The film's narrative structure therefore reflects my own knowledge journey, from one individual's intimate and private story to the history of an entire people. A broadening of both my perspective and knowledge.

I casted with Laura Muccino all over the world. We looked for both professional actors and people working in that field of culture. We got audition tapes back from every continent and that's how we met the poet Basir Ahang, who lives in Italy, and Dawood Yousefi.

They based their work on the physical and emotional memory of the feelings I talk about in the film, they see it as a reflection of their own stories. This was the film’s point of departure and strength with Basir and Dawood: both of them recognised their own generation’s story in the film. Before going on set, we held rehearsals and training sessions for months. Because they both needed to take on the passion of the character's way of thinking.

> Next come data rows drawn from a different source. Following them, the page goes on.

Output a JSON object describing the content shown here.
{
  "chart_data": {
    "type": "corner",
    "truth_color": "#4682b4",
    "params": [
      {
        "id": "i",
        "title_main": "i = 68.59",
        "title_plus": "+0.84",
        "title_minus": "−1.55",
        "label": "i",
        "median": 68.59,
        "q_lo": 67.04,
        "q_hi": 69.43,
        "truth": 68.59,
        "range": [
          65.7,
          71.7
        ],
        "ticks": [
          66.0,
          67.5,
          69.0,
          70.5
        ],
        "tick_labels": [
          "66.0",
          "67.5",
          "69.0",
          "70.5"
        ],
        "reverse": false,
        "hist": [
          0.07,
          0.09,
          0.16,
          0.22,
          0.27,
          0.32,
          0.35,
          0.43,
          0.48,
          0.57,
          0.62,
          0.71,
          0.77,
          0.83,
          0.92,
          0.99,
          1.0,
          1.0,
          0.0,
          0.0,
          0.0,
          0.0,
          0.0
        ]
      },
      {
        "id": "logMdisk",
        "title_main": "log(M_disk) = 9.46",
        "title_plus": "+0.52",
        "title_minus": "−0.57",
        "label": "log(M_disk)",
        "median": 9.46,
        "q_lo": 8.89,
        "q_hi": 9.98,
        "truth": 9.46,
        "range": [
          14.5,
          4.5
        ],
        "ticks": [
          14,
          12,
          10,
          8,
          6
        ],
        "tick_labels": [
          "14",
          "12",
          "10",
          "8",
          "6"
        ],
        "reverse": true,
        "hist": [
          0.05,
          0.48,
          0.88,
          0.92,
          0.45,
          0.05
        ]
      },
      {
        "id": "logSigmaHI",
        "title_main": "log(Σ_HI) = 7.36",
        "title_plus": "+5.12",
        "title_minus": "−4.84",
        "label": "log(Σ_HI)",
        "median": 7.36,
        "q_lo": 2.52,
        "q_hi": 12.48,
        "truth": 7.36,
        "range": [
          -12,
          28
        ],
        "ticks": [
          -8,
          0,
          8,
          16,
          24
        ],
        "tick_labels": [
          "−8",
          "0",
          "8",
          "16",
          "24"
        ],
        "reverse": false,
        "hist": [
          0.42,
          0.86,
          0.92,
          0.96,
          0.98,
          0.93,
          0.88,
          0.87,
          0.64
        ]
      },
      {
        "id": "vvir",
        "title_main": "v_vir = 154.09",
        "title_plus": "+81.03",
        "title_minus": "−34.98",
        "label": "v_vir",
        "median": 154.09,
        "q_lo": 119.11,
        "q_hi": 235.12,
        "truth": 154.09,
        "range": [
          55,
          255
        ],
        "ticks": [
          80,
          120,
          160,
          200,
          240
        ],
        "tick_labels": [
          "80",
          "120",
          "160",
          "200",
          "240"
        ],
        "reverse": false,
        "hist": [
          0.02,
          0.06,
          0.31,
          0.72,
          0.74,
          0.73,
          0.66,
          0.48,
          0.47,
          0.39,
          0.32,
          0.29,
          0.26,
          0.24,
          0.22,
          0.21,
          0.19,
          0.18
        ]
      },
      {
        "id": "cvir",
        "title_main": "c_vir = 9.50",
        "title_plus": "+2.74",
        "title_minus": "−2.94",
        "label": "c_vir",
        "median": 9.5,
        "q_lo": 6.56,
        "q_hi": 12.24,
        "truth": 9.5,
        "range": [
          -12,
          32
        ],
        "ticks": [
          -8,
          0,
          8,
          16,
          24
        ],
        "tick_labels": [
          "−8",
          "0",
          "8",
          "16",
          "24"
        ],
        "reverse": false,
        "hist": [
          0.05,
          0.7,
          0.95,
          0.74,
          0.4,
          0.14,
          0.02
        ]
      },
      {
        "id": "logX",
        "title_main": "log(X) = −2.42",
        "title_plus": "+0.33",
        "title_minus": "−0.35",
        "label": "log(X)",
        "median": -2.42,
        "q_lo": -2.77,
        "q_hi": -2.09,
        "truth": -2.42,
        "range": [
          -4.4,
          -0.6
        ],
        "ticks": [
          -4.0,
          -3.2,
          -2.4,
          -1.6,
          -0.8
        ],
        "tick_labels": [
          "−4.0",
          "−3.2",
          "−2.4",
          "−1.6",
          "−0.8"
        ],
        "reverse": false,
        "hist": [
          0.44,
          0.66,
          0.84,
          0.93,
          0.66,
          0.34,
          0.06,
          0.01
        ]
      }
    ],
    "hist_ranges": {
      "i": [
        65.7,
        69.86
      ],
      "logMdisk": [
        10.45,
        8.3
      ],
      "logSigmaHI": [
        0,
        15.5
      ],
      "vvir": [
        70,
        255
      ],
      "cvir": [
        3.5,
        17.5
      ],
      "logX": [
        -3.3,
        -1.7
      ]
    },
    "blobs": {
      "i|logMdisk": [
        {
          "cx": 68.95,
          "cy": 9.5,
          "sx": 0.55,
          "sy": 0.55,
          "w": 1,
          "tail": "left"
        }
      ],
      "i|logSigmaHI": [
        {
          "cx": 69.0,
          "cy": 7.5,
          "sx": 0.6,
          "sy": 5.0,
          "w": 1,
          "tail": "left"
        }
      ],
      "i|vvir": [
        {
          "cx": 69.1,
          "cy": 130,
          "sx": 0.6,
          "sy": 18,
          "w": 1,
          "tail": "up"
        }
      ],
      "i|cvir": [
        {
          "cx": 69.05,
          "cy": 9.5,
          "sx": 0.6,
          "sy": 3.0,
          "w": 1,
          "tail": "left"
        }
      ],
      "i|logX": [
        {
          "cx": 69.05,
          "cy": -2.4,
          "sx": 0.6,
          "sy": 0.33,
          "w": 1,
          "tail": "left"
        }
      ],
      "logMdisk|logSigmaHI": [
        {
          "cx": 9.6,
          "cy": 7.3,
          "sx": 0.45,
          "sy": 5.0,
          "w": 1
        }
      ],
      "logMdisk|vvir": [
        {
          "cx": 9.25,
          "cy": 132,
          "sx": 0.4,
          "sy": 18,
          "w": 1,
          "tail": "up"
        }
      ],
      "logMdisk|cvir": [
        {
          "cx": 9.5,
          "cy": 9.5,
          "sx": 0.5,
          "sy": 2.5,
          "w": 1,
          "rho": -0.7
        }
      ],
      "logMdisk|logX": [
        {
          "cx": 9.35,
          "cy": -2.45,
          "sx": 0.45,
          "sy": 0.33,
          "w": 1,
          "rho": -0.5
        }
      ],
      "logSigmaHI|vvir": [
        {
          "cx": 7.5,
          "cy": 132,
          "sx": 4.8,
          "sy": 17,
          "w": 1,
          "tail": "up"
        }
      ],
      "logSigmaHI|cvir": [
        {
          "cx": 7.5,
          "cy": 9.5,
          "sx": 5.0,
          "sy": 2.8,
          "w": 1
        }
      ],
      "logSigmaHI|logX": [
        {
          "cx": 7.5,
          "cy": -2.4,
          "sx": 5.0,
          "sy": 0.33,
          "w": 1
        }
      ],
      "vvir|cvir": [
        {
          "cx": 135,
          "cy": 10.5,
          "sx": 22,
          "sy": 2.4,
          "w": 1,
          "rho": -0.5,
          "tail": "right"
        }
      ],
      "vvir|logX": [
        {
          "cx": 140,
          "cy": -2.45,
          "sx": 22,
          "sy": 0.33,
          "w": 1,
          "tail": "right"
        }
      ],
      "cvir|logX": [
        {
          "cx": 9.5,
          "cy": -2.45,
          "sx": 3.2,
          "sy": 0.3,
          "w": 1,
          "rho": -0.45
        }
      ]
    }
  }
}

How was it to work with the non-professionals and professionals together? How did you put these two sides together?
In order to invent a coherent world, you need to work very carefully. On the one hand, professional actors need to be in harmony with non-professional actors. And Tihana Lazovic, who plays the role of Nina, was very good at that. On the other hand, the film doesn't adopt a naturalistic approach and I would never say that Basir and Dawood are playing themselves. It’s only when Ismail is traveling in the film, that the camera records the moments when Basir Ahang experiences strong feelings. It’s at that point in the film that life enters the film and vice versa, such as in the mass scenes in which Ismail mixes with his people, becoming a part of them.

In which locations did you shoot the film, and how did you pick those locations? 
The film was shot in Italy, Trieste, and Iran, in a few areas where the Hazara people live.

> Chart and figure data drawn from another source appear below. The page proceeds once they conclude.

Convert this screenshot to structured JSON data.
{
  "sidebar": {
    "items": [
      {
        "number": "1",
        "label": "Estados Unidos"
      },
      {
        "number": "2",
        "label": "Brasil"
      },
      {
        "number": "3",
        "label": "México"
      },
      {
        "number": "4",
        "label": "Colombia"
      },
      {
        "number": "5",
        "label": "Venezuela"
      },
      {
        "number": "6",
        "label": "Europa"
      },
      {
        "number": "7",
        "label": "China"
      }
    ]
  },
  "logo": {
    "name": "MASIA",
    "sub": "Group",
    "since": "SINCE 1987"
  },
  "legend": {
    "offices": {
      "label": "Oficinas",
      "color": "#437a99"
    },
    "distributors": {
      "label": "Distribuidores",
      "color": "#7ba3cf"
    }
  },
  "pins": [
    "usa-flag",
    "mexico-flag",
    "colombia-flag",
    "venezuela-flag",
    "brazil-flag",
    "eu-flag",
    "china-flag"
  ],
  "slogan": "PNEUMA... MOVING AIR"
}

Trieste is a city in which many cultures and languages have traditionally mixed, and is one of the arrival points for migrants coming through the Balkans. It’s a city that has closely experienced the effects of war and the contradictions of a Europe that still suffers from open wounds.

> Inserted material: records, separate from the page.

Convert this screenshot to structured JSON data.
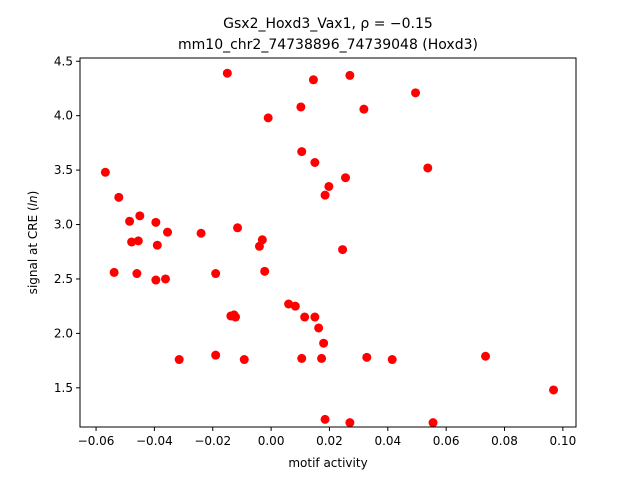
{
  "chart_data": {
    "type": "scatter",
    "title_line1": "Gsx2_Hoxd3_Vax1, ρ = −0.15",
    "title_line2": "mm10_chr2_74738896_74739048 (Hoxd3)",
    "xlabel": "motif activity",
    "ylabel": "signal at CRE (ln)",
    "xlim": [
      -0.0655,
      0.1045
    ],
    "ylim": [
      1.14,
      4.53
    ],
    "xticks": [
      -0.06,
      -0.04,
      -0.02,
      0.0,
      0.02,
      0.04,
      0.06,
      0.08,
      0.1
    ],
    "xtick_labels": [
      "−0.06",
      "−0.04",
      "−0.02",
      "0.00",
      "0.02",
      "0.04",
      "0.06",
      "0.08",
      "0.10"
    ],
    "yticks": [
      1.5,
      2.0,
      2.5,
      3.0,
      3.5,
      4.0,
      4.5
    ],
    "ytick_labels": [
      "1.5",
      "2.0",
      "2.5",
      "3.0",
      "3.5",
      "4.0",
      "4.5"
    ],
    "grid": false,
    "marker_color": "#ff0000",
    "points": [
      {
        "x": -0.0568,
        "y": 3.48
      },
      {
        "x": -0.0522,
        "y": 3.25
      },
      {
        "x": -0.0485,
        "y": 3.03
      },
      {
        "x": -0.045,
        "y": 3.08
      },
      {
        "x": -0.0478,
        "y": 2.84
      },
      {
        "x": -0.0455,
        "y": 2.85
      },
      {
        "x": -0.0395,
        "y": 3.02
      },
      {
        "x": -0.039,
        "y": 2.81
      },
      {
        "x": -0.0355,
        "y": 2.93
      },
      {
        "x": -0.0538,
        "y": 2.56
      },
      {
        "x": -0.046,
        "y": 2.55
      },
      {
        "x": -0.0395,
        "y": 2.49
      },
      {
        "x": -0.0362,
        "y": 2.5
      },
      {
        "x": -0.0315,
        "y": 1.76
      },
      {
        "x": -0.024,
        "y": 2.92
      },
      {
        "x": -0.019,
        "y": 2.55
      },
      {
        "x": -0.019,
        "y": 1.8
      },
      {
        "x": -0.015,
        "y": 4.39
      },
      {
        "x": -0.0115,
        "y": 2.97
      },
      {
        "x": -0.0138,
        "y": 2.16
      },
      {
        "x": -0.0127,
        "y": 2.17
      },
      {
        "x": -0.0122,
        "y": 2.15
      },
      {
        "x": -0.0092,
        "y": 1.76
      },
      {
        "x": -0.004,
        "y": 2.8
      },
      {
        "x": -0.003,
        "y": 2.86
      },
      {
        "x": -0.0022,
        "y": 2.57
      },
      {
        "x": -0.001,
        "y": 3.98
      },
      {
        "x": 0.006,
        "y": 2.27
      },
      {
        "x": 0.0083,
        "y": 2.25
      },
      {
        "x": 0.0102,
        "y": 4.08
      },
      {
        "x": 0.0105,
        "y": 3.67
      },
      {
        "x": 0.0105,
        "y": 1.77
      },
      {
        "x": 0.0115,
        "y": 2.15
      },
      {
        "x": 0.0145,
        "y": 4.33
      },
      {
        "x": 0.015,
        "y": 3.57
      },
      {
        "x": 0.015,
        "y": 2.15
      },
      {
        "x": 0.0163,
        "y": 2.05
      },
      {
        "x": 0.0173,
        "y": 1.77
      },
      {
        "x": 0.018,
        "y": 1.91
      },
      {
        "x": 0.0185,
        "y": 3.27
      },
      {
        "x": 0.0198,
        "y": 3.35
      },
      {
        "x": 0.0185,
        "y": 1.21
      },
      {
        "x": 0.0245,
        "y": 2.77
      },
      {
        "x": 0.0255,
        "y": 3.43
      },
      {
        "x": 0.027,
        "y": 4.37
      },
      {
        "x": 0.027,
        "y": 1.18
      },
      {
        "x": 0.0318,
        "y": 4.06
      },
      {
        "x": 0.0328,
        "y": 1.78
      },
      {
        "x": 0.0415,
        "y": 1.76
      },
      {
        "x": 0.0495,
        "y": 4.21
      },
      {
        "x": 0.0537,
        "y": 3.52
      },
      {
        "x": 0.0555,
        "y": 1.18
      },
      {
        "x": 0.0735,
        "y": 1.79
      },
      {
        "x": 0.0968,
        "y": 1.48
      }
    ]
  }
}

I chose Iran because Ismail is travelling towards his refugee people in countries that neighbour Afghanistan and I wanted to include older generations in the film, as well as numerous Hazara men and women, in whom our protagonist recognises himself. A bit like a journey back through his ancestry.

What were the biggest challenges during the production?
There have been so many challenges that it's hard to say. Production-wise, the biggest was shooting in Iran. I was told that no Italian film has been shot there since 1976 (The Desert of the Tartars by Valerio Zurlini) and we had to wait almost a year to get the necessary permissions.

The biggest challenge, from the point of view of feelings, was shooting the group scenes in Iran, because they were very emotional: all the women and men gave their most authentic feelings to the film, with love and generosity.